WoolfNotes, which formally launches at King’s on 9 July 2024, sits in the Department of English, an internationally recognised hub for Woolf studies. The project brings Woolf’s final substantial body of unpublished work into the public domain, which casts new light on her fiction and critical work – and challenges how she portrayed herself.
Professor Anna Snaith, Professor of Twentieth-Century Literature, and Dr Clara Jones, Senior Lecturer in Modern Literature, are the authors of the archival scholarship that has been crucial to a reappraisal of Woolf’s social and literary engagements.
My work on Woolf focuses on her significant socio-political investments. This open access digital resource will offer new and unexpected routes into Woolf's literary and political imagination.
Dr Clara Jones, Senior Lecturer in Modern Literature
The project features high-specification images of approximately 7,000 manuscript and typescript pages from the archives of the Monks House Papers in Sussex, the Berg Collection at the New York Public Library, the Beinecke Library at Yale University and the Smith College Special Collections, with the support of the Woolf Estate (managed by the Society of Authors).
Woolf already has a connection to King's as an alumna of the Ladies’ Department, having taken classes in Greek, Latin, German and History between 1897-1902. The discovery of this link by Professor Snaith and Christine Kenyon Jones disputes Woolf’s account of herself as having no formal education.
It is a great honour to be part of the WoolfNotes project and to bring it to King’s: an institution with such significant Woolfian connections.
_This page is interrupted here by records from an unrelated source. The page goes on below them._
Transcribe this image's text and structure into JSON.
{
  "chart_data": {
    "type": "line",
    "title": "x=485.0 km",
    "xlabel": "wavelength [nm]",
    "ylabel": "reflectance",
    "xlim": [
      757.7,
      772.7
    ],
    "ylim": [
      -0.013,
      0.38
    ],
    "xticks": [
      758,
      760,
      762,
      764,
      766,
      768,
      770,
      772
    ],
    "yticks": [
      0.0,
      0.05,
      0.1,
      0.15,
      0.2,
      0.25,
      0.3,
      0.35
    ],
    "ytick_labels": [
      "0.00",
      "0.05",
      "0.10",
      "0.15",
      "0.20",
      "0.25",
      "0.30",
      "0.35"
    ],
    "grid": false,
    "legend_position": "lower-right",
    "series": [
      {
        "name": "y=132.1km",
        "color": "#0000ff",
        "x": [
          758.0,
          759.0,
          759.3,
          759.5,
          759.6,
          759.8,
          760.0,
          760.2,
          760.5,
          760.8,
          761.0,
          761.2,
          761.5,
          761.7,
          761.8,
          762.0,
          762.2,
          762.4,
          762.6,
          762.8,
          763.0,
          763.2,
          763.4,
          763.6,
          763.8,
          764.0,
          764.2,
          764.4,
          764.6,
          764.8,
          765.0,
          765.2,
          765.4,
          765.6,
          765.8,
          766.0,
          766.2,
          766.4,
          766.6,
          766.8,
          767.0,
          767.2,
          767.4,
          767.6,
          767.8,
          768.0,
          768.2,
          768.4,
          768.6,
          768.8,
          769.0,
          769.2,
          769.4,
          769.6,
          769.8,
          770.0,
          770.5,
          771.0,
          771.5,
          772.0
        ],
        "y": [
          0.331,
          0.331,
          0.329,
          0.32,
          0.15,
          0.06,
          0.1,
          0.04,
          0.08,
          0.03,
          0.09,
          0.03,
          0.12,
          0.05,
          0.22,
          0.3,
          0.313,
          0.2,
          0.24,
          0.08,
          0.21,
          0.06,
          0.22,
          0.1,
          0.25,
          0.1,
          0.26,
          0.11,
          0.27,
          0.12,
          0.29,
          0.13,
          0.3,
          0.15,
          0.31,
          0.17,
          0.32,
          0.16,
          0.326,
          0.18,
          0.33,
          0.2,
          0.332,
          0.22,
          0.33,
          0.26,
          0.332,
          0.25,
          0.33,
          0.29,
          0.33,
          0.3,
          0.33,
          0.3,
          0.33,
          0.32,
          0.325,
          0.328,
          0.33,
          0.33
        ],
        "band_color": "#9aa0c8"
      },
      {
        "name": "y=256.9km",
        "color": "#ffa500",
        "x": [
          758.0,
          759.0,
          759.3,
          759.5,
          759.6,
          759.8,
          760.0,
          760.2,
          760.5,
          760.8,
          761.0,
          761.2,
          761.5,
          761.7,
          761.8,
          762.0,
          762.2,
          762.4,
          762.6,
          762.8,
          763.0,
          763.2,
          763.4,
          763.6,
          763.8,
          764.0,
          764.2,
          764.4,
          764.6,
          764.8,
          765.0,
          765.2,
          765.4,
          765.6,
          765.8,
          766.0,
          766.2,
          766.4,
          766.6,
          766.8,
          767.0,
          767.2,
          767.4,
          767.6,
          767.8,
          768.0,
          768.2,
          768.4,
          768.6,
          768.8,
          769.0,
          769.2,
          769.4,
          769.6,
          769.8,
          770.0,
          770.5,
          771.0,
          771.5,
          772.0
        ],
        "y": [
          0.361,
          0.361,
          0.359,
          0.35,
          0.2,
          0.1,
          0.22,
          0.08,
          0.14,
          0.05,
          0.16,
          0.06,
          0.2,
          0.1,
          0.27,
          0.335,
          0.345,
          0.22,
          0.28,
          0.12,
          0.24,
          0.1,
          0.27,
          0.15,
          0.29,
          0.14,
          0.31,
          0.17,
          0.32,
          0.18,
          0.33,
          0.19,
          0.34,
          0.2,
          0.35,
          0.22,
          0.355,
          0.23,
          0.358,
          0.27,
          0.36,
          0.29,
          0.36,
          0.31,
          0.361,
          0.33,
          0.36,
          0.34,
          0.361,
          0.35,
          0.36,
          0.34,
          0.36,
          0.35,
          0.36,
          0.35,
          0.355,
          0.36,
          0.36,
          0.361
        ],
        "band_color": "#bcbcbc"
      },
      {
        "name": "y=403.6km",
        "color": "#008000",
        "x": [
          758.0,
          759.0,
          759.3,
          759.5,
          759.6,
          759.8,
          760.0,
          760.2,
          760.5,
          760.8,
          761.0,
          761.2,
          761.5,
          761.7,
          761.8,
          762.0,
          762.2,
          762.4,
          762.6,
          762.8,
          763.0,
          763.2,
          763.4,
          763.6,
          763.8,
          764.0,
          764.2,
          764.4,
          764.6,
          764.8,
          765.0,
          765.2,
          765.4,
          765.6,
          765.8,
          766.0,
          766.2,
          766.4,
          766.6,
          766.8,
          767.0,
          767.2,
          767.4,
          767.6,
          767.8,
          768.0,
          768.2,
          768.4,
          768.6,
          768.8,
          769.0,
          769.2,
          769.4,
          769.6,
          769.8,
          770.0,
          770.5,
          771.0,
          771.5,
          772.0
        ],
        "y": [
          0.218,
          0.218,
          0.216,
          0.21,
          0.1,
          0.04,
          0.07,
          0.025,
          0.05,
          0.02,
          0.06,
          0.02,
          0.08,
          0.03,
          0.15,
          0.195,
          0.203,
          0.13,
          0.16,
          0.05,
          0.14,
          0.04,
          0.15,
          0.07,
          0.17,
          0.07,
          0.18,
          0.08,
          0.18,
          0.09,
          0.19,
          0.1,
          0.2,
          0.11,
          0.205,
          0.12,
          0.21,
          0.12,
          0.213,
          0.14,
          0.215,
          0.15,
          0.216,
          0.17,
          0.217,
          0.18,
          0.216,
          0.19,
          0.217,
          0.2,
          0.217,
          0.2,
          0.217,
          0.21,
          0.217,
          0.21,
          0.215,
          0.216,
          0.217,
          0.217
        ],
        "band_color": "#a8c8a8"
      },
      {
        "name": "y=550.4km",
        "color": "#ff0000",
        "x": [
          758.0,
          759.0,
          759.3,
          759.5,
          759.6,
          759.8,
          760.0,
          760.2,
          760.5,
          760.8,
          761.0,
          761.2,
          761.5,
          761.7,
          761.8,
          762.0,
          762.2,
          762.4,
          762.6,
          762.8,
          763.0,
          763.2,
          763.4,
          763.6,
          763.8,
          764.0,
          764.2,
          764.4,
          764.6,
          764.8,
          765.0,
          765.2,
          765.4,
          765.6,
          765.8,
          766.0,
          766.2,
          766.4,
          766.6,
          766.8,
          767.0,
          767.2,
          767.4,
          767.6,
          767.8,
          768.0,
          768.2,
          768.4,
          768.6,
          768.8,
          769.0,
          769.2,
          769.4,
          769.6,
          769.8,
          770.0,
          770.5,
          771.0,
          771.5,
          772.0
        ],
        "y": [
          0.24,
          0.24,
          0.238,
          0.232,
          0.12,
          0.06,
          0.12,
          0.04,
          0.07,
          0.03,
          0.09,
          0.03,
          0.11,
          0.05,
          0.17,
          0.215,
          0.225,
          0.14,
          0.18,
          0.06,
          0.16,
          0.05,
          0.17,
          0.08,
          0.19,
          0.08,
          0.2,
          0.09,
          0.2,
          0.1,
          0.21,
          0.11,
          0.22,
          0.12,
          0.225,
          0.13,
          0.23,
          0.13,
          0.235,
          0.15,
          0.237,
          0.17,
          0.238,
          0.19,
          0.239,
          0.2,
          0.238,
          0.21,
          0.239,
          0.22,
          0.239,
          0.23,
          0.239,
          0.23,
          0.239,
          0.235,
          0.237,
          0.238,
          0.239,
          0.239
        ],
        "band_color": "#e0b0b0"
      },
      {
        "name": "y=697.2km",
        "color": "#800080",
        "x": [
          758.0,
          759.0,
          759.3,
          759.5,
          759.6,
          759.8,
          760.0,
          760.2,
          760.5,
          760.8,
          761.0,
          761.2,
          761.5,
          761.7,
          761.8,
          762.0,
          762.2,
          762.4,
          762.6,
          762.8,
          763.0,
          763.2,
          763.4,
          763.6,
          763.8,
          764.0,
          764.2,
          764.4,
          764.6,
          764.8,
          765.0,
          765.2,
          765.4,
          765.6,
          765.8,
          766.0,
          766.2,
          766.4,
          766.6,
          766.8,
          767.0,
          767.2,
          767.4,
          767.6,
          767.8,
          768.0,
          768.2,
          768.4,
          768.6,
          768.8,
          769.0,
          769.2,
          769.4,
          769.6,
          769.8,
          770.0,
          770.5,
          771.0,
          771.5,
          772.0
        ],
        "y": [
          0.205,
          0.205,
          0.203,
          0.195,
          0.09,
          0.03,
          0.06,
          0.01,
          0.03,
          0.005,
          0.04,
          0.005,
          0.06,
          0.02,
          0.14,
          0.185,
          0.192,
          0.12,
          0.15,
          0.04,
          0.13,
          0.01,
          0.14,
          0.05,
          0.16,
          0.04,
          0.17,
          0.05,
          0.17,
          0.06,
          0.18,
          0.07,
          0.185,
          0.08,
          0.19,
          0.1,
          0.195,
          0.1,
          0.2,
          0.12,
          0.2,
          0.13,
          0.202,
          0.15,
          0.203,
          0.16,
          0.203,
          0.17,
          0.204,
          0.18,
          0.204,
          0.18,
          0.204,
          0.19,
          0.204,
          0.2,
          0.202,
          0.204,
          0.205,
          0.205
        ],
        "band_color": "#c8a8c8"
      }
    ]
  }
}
The project has already generated much excitement amongst scholars and readers of Woolf and modernism more generally, and we look forward to seeing the research which it will undoubtedly generate.
Professor Anna Snaith, Professor of Twentieth-Century Literature
In addition to the digital archive, Dr Jones and Professor Snaith are co-organising the the 2025 Woolf Conference on 5-8 July 2025 around the theme of ‘Woolf and Dissidence’, held between King’s and the University of Sussex.